Normand Hudon 1929-1997
Born in Montreal in 1929 at the height of the economic crisis, he began drawing on the walls at an early age for lack of paper. After his scientific course at the Saint-Viateur Graduate School in Outremont, he enrolled in the Montreal School of Fine Arts. With an unbounded imagination, he has a certain taste for decoration and illustration of a humorous nature but it is in his caricatures that reveals the extent of his talent.

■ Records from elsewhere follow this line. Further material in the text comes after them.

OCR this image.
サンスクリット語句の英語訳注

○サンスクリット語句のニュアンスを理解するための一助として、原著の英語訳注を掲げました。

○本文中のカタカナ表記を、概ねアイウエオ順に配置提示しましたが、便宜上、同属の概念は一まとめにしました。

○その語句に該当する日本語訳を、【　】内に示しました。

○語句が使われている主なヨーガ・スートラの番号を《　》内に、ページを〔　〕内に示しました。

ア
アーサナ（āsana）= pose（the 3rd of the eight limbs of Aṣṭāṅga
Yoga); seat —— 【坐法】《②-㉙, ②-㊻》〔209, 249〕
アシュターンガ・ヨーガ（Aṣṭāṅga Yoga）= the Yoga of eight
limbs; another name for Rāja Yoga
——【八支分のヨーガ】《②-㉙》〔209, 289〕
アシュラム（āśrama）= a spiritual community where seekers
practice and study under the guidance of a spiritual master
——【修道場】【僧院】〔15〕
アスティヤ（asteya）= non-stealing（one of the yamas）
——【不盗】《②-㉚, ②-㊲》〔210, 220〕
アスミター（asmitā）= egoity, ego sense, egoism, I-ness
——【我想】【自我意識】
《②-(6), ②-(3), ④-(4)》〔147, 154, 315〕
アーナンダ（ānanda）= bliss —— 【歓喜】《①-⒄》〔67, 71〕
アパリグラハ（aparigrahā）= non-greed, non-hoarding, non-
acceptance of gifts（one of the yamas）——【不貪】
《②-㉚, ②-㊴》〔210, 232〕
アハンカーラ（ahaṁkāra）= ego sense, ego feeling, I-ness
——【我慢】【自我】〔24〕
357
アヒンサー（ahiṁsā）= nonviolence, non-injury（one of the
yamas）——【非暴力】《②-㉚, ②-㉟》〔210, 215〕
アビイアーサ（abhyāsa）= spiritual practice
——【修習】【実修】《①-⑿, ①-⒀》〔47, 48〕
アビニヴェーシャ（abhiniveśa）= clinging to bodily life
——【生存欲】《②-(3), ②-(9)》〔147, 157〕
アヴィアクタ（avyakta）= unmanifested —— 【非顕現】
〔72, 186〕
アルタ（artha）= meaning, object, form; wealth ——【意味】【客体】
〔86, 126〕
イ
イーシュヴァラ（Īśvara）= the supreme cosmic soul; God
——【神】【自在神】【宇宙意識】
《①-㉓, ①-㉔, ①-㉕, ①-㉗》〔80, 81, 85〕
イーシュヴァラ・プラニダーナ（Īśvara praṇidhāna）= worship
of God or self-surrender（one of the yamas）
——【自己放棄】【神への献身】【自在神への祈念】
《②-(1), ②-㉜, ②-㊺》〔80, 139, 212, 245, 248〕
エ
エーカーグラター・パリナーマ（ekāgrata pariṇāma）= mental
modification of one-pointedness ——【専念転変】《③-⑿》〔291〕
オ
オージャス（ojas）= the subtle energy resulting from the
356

His professional career began at the end of the Second World War, in 1945, he offered some of his first paintings to the Journal La Presse, the largest French daily newspaper in America. As for his talent as a cartoonist, he will have the opportunity to practice it at the same time in the journalistic field, notably at the Journal La Patrie as well as at le Petit Journal. While continuing his courses at the School of Fine Arts, the young Normand held his first exhibitions before 1950 and began to make himself known as a painter and cartoonist. Then in 1951, he decided to go to Paris to complete his studies where he met Fernand Léger and Picasso.

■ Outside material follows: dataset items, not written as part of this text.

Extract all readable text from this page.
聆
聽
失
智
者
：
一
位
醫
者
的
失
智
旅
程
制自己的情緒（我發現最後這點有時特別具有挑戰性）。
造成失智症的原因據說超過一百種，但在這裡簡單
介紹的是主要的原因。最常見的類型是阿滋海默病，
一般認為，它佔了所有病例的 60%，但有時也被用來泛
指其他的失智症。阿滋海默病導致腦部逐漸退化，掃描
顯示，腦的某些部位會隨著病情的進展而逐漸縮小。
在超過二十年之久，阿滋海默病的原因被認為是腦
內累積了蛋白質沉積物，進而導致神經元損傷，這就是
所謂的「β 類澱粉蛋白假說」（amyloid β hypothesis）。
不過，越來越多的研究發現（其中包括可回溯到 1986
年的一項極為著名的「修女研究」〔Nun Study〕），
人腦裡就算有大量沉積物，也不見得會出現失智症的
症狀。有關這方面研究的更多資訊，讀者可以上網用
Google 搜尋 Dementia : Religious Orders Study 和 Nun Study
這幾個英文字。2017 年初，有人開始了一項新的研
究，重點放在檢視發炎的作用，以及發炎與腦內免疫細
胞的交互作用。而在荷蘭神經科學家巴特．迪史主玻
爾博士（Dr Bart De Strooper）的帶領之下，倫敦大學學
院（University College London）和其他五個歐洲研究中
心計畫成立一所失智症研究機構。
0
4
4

The period between 1952 and 1965 was the most brilliant of his career. He makes the front page of a number of newspapers, the journalists follow him. Hudon was one of Quebec's most popular stars. He will also make a name for himself in English-speaking communities and even in the United States. It was at this time that he organized several exhibitions, he made several illustrations of books, he also created posters for cabarets, theatres and he agreed to publish some commercial advertisements and collaborated with a large number of newspapers as a freelance illustratrator.
From the very beginning of television, he participated in several programs in 1952, including Telescope, Tourbillon, Carroussel, the P'tit Café and My Malignant Line. It was mostly a variety program with films, songs, interviews, skits and cartoons. Propelled to the forefront of Montreal's art scene thanks to the popularity of cabarets and television, he is acclaimed everywhere. He made the cover of Time magazine and appeared on Steve Allen's Tonight Show a few times, which propelled his career in New York. He put on a cartoon and improvised drawing show that was a great success.
After several detours during the 1970s, he devoted himself to illustrating many books and collaborating as a cartoonist in several newspapers including the Journal de Montréal and Le Devoir. During the last 20 years of his life, between 1977 and 1997, Normand Hudon produced no less than 25 solo exhibitions in Quebec, Ontario and Alberta. The major recurring themes in his work are winter, hockey, the religious world, childhood, the judicial environment, people of dress such as lawyers, notaries and judges populate his paintings.
He died in 1997 at the age of 68.
"I am a joyful and I want my paintings to make people smile, to make people happy."